Wednesday, June 27, 2012
This is just one stop on the tour, here is the link for the complete list. After you read this blog post, don't forget to continue you on for all the "Big Sky Country" goodness.
A knot clenched Joslyn’s stomach and moved up her windpipe into her throat. “Coincidence,” she murmured, when she could manage to speak.
Her hands trembled a little as she pulled the carafe out from under the trickling stream of coffee and sloshed some into each of the mugs.
“If you say so,” Kendra said mildly.
As Joslyn turned, a cup in each hand, Kendra pushed back her chair and stood. “I’d better run,” she added. “I have a closing this morning, and then I’m showing a chicken farm for the seventeenth time to the same potential buyer.” She looked down at her shoes. “Do you think I should wear boots instead of these heels?”
Joslyn was so relieved by the change of subject that she didn’t protest. “Probably,” she agreed, imagining Kendra high-heeling it around a chicken farm.
That was a cute excerpt right? Well, I also get the opportunity to ask Ms. Miller one question so here we go.
Ms Miller, in your never to be forgotten romance novels, do you ever use personal stories?

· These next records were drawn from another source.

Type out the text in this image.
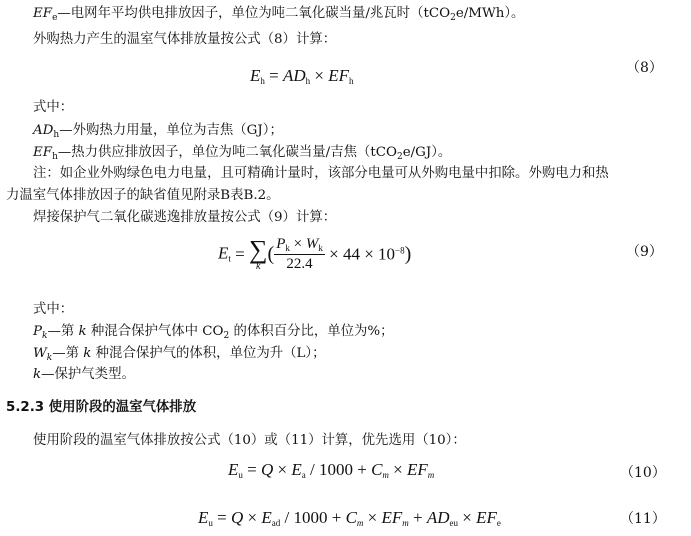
$EF_e—$电网年平均供电排放因子，单位为吨二氧化碳当量/兆瓦时（tCO$_2$e/MWh）。
外购热力产生的温室气体排放量按公式（8）计算：
$E_h = AD_h \times EF_h$
（8）
式中：
$AD_h—$外购热力用量，单位为吉焦（GJ）；
$EF_h—$热力供应排放因子，单位为吨二氧化碳当量/吉焦（tCO$_2$e/GJ）。
注：如企业外购绿色电力电量，且可精确计量时，该部分电量可从外购电量中扣除。外购电力和热
力温室气体排放因子的缺省值见附录B表B.2。
焊接保护气二氧化碳逃逸排放量按公式（9）计算：
$E_t$ = ∑
k
( $\frac{P_k \times W_k}{22.4} \times 44 \times 10^{-8}$)	（9）
式中：
$P_k—$第 k 种混合保护气体中 $CO_2$ 的体积百分比，单位为%；
$W_k—$第 k 种混合保护气的体积，单位为升（L）；
k—保护气类型。
5.2.3 使用阶段的温室气体排放
使用阶段的温室气体排放按公式（10）或（11）计算，优先选用（10）：
$E_u = Q \times E_a / 1000 + C_m \times EF_m$	（10）
$E_u = Q \times E_{ad} / 1000 + C_m \times EF_m + AD_{eu} \times EF_e$	（11）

Yes, I use personal stories in writing, but they’re usually heavily disguised or simply a jumping-off point for working out the plot. For example, my dad told me lots of stories about his youth, and many of them served to inspire story ideas—especially the ones about old-time ranchers and the rodeo circuit. A particular favorite concerned one of his employers, a bachelor farmer whose hay crop was ruined by a sudden hard rain, with some hail mixed in for good measure. This man was outside his cabin when Dad saw him from a wisely-chosen hiding place nearby, stark naked except for work boots and socks, shaking his fist at the heavens and challenging God to “come down and fight, you so-and-so.” Modified, this became the opening scene in my historical romance, “Memory’s Embrace”, in which the hero is arguing with God. In Keith Corbin’s case, though, his anger was tied in with a deep spiritual belief, since he was a minister. Another favorite came from my mother, who was raised in Choteau, Montana. It seems there was an elderly bar-fly who rode his horse to town every day of his life and tied him up in front of the saloon. The old man eventually died, but the horse came to town anyway, for days on end, and stood there patiently waiting. I used that one, too, in “The Man from Stone Creek”. Any writings about story-telling and its effect on my writing would be incomplete without the fabulous tales my honorary grandmother, Florence Wiley, told about her childhood outside of Coffeyville, Kansas. She actually remembered hearing the shots the day the Dalton brothers tried to rob the bank in town. Later, the dead outlaws were strapped to boards and displayed along main street, to show the wages of sin is death. Fortunately, grandma’s parents were forward-thinking people for their time and didn’t take the kids in from the farm to see the grim exhibition, but plenty of others did. On another occasion, a man rode up to the gate and stood talking with Grandma’s pa, who was working in the field. The man slept in the family barn that night, and his name was Jesse James.
I know as a reader I always want to know what is going on in the author's head. I think your answer was innovative and fascinating.
Although my reading was put on the back burner due to a 3000 mile change of residency, I have managed to get halfway through the book. I will be posting my full review at a later date but wanted to give everyone a "half way through review".
From the moment I picked up this book, it immediately caught my eye. From the cover, to the blurb to the opening chapter, this book left me wanting more. I always look for the chemistry between characters in the books I read and the chemistry between Joselyn and Slade is electrifying. Slade, who is the Sheriff also has down home values in the form of a teenage stepdaughter. Being from different sides of the track, we witness Slade's vulnerable and doubting side. There is no way Joselyn would turn her affections toward him.
Joselyn on the other hand catches her breath and fights butterflies whenever Slade is around. Trying to right wrongs her stepfather committed, we see a dedicated and giving side to Joselyn. I know I am just beginning to read the climax of the book and simply can't wait. You definitely don't want to miss Big Sky Country which will be followed by his half brother Hutch's story in "Big Sky Montana." I will be back in August with a review of that book.